While the UK government is seeking to develop a positive regulatory environment through the Global AI Safety Summit, 25% of IT professionals say they are not confident in their organisation’s current capabilities to ensure compliance with evolving regulations. A further 51% feel ‘somewhat’ confident that their organisation has the skills needed to keep pace with regulations for the use of generative AI.

Risk for UK workplaces as AI policy and training lags behind enterprise investments

The new O’Reilly research, conducted by Censuswide in September 2023, surveyed 500 UK IT professionals to identify investment in learning and development relating to generative AI and potential barriers to enterprise adoption. The data revealed that more than half (57%) of IT professionals say their organisation has invested over £15,001 in generative AI during the past 12 months. Additionally, 44% confirmed that their company has plans to spend £25,001–£50,000 on generative AI solutions over the next 12 months.

Despite current and planned investments, the research suggests that workplace policies and staff training are failing to keep pace.
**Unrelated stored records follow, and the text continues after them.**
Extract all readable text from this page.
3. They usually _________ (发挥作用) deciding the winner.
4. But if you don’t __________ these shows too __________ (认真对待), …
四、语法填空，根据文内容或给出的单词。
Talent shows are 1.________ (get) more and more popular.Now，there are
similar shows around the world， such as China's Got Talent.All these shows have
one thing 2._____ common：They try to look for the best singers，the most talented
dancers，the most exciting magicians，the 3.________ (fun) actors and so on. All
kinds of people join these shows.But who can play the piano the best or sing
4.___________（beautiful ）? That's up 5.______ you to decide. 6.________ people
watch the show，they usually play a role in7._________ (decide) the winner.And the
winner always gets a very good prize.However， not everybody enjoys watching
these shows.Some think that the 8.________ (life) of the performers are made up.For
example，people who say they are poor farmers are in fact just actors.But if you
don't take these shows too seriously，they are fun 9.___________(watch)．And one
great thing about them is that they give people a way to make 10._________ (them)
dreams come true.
Even with the UK government’s National AI Strategy to boost business use of AI and develop the next generation of tech talent, a lack of AI-related training for all employees emerged as a major concern for IT professionals.

According to IT teams, staff outside of IT departments have been provided limited (32%) or no training opportunities at all (36%) about how generative AI will impact the workplace. As a result, more than a quarter (27%) of IT professionals identified the lack of training for employees as one of their biggest concerns, which is on par with their fears of more advanced cybersecurity threats posed by such technologies (27%).

Within IT departments, two in five (40%) staff members have received limited training opportunities on how to use generative AI to advance current IT services and practices. A further 30% have been offered no training at all. Worryingly, IT teams have been offered limited training (38%) or no training at all (33%) on how to ensure generative AI solutions are producing unbiased and accurate results.

Meanwhile, 41% of IT professionals say their organisation does not currently have a workplace policy in place for the use of generative AI technologies, and a further 11% are unsure if such a policy exists within their company.

IT professionals are seeking external AI-related L&D opportunities

Encouragingly, the majority (82%) of IT professionals say they would appreciate more learning and development opportunities on generative AI to help advance their current roles. More than two in five (43%) IT employees have sought external training opportunities over the last 12 months. Additionally, the majority (61%) of IT professionals are considering moving companies over the next 12 months if their employer fails to provide upskilling opportunities around generative AI.

“Organisations should continue to invest in generative AI to remain innovative and competitive. At the same time, they must also ensure that staff are adequately trained and that robust workplace policies are in place,” said Alexia Pedersen, VP of EMEA at O’Reilly. “This is not only a strategy for improved recruitment and retention in the face of a widening skills gap, but also a necessary step to guarantee ethical and safe AI deployments if Britain wants to fulfill its global ambitions.”